Sena dan keluarganya telah menyelamatkan diri ke Pakuan Pajajaran, pusat Kerajaan Sunda, dan meminta pertolongan pada Tarusbawa. Ironis sekali memang, Wretikandayun, kakek Sena, sebelumnya telah menuntut Tarusbawa untuk memisahkan Kerajaan Galuh dari Tarumanegara. Lalu dikemudian hari, Sanjaya yang merupakan penerus Kerajaan Galuh yang sah, menyerbu Galuh dengan bantuan Tarusbawa. Penyerbuan ini bertujuan untuk menundukkan Purbasora.
Saat Tarusbawa wafat (tahun 723), kekuasaan Sunda dan Galuh berada di tangan Sanjaya. Di tangan Sanjaya, Sunda dan Galuh akhirnya bisa bersatu kembali. Tahun 732, Sanjaya menyerahkan kekuasaan Sunda-Galuh kepada puteranya Rarkyan Panaraban (Tamperan).
Di Kerajaan Kalingga Sanjaya telah memegang kekuasaan selama 22 tahun (732-754), yang lalu kemudian diganti oleh puteranya dari Dewi Sudiwara, yaitu Rakai Panangkaran.
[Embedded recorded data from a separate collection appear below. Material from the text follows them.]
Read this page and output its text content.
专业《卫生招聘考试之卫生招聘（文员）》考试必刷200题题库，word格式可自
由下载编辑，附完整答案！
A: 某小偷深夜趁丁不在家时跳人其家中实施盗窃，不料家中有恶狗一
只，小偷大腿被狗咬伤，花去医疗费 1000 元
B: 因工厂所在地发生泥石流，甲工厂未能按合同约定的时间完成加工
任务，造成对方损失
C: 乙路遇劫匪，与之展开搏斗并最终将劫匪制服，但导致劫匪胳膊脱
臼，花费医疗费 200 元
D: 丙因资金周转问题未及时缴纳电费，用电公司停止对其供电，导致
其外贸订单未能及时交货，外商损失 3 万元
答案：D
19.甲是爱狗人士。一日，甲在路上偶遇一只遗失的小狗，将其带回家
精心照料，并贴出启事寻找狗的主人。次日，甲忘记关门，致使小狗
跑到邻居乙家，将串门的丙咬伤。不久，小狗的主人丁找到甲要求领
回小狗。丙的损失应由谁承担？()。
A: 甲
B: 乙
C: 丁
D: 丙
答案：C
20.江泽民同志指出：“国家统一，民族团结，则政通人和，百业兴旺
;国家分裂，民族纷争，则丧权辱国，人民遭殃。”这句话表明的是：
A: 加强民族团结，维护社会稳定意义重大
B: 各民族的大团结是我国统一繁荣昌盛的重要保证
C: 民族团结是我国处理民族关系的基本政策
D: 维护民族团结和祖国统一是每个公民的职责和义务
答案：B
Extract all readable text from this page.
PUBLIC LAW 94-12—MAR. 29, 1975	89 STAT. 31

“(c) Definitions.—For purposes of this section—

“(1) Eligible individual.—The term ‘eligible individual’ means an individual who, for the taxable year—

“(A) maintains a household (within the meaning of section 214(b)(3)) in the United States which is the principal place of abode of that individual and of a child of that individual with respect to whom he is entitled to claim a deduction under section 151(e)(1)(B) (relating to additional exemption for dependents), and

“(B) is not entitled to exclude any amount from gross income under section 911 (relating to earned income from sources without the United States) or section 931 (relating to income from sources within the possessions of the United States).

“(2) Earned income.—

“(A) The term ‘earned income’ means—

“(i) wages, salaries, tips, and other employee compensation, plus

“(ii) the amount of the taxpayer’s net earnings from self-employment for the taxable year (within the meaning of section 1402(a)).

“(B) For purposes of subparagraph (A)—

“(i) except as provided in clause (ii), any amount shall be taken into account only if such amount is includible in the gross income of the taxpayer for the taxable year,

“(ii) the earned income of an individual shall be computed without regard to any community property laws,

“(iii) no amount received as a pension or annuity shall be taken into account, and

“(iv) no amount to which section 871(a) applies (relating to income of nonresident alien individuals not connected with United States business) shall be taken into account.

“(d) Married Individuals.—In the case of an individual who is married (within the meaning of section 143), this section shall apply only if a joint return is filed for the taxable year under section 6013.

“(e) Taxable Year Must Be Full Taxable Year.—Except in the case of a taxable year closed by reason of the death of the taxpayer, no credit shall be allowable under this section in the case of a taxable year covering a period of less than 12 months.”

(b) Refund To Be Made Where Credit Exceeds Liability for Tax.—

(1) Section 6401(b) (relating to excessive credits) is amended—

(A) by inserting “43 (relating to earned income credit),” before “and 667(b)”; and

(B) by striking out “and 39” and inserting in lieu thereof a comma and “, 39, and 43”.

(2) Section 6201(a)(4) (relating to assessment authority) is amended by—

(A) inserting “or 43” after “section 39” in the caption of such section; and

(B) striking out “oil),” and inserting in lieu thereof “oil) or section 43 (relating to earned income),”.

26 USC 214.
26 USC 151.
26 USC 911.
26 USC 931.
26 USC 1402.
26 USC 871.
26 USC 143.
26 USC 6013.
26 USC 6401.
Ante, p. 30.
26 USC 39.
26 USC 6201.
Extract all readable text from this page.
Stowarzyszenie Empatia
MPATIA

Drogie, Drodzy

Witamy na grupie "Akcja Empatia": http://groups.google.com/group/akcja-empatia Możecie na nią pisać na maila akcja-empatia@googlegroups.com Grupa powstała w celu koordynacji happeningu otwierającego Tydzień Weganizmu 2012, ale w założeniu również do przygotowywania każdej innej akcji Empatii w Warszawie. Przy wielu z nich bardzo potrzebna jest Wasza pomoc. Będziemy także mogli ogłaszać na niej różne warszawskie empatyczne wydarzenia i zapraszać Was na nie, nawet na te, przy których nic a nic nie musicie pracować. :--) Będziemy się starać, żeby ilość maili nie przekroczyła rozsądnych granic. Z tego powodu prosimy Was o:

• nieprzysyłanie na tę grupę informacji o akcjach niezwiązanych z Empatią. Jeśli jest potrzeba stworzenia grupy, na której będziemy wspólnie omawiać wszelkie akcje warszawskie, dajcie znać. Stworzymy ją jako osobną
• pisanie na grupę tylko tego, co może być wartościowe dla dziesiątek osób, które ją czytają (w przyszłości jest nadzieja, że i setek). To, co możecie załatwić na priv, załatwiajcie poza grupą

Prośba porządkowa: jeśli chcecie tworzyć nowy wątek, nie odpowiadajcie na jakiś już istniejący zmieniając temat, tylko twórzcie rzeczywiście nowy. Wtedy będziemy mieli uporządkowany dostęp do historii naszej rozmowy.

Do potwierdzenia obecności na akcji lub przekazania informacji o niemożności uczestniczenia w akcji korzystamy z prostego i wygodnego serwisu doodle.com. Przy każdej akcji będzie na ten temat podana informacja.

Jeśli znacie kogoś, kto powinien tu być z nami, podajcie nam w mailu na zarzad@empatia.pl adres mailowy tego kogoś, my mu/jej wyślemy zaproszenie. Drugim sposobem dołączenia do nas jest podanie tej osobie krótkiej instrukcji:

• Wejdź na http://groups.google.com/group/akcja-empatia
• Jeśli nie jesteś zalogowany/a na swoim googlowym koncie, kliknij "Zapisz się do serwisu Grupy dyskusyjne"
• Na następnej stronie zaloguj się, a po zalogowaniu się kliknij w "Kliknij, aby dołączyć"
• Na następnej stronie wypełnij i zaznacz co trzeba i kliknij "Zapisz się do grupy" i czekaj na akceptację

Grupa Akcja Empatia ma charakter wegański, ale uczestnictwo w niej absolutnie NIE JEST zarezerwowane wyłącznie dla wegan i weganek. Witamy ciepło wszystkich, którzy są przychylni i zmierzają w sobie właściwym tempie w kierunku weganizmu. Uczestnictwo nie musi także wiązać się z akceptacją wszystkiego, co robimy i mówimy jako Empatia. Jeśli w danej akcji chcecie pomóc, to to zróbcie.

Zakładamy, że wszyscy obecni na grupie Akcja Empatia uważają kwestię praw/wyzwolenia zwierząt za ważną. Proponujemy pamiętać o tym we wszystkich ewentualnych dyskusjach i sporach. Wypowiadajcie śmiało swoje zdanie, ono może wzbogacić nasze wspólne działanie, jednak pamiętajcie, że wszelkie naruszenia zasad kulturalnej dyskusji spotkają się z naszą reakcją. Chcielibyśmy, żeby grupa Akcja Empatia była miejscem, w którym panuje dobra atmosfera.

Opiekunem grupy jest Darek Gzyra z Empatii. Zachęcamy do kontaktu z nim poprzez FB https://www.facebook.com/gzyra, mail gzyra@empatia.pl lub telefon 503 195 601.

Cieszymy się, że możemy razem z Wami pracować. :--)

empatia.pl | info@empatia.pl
Rarkyan Panaraban berkuasa di Sunda-Galuh selama tujuh tahun (732-739), lalu membagi kekuasaan pada dua puteranya; Sang Manarah (dalam carita rakyat disebut Ciung Wanara) di Galuh, serta Sang Banga (Hariang Banga) di Sunda.
Sang Banga (Prabhu Kertabhuwana Yasawiguna Hajimulya) telah menjadi raja selama 27 tahun (739-766), tetapi hanya menguasai wilayah Sunda dari tahun 759. Dari Dewi Kancanasari, keturunan Demunawan dari Saunggalah, Sang Banga memiliki putera bernama Rarkyan Medang, yang kemudian meneruskan kekuasaanya di Sunda selama 17 tahun (766-783) dengan gelar Prabhu Hulukujang.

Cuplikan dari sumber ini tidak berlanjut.